If $G\simeq K$ and $H\simeq M$ then is it true that $G/ H \simeq K / M$?

Question

Let $G$ and $K$ be groups. Let $H$ be a normal subgroup of $G$ and $M$ be a normal subgroup of $K$ such that $H\simeq M$.

Question: is $ G/H \simeq K / M$?

I am fairly certain that this is tru of the groups are finite. For example, if the groups are cyclic, then the quotients are cyclic and by orders of the groups, then quotients would have to be isomorphic.

But what happens when the groups are not finite?

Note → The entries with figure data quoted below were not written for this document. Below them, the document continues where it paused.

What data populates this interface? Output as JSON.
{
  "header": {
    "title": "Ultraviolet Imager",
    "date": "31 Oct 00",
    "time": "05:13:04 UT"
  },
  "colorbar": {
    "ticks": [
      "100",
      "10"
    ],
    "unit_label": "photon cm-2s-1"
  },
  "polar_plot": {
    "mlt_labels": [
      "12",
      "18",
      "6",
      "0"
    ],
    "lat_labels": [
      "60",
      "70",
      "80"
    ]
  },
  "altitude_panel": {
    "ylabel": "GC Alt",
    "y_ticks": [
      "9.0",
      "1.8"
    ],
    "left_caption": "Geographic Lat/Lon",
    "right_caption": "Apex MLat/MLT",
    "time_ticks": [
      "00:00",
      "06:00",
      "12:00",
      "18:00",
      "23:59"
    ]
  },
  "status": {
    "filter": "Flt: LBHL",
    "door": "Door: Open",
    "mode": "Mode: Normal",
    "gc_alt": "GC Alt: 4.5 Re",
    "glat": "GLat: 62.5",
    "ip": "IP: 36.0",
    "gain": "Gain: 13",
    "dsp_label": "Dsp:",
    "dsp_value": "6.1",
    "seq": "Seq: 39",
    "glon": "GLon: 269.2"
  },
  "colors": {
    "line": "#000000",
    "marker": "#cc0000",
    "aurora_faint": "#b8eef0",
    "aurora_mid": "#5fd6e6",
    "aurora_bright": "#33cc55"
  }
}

From Does $\displaystyle \frac{G}{H}$ $\simeq$ $\displaystyle \frac{G}{K}$ $\Rightarrow$ $H$ $\simeq$ $K$? I see that the other direction is not true.

Answer 1

It does not hold for finite groups either. Let $G=K=\Bbb{Z}_4\oplus\Bbb{Z}_2$, and let $H=\langle (0,1)\rangle$ and $M=\langle(2,0)\rangle$ be the given cyclic subgroups, both of order two. Then $$ G/H\simeq\Bbb{Z}_4\qquad\text{and}\qquad K/M\simeq\Bbb{Z}_2\oplus\Bbb{Z}_2. $$ You need to have an isomorphism $f:G\to K$ such that $f(H)=M$ to be sure about the conclusion.

Answer 2

$$\frac{\mathbb Z}{2\mathbb Z}\not\cong \frac{\mathbb Z }{3\mathbb Z},$$

while $\mathbb Z\cong 2\mathbb Z \cong 3\mathbb Z$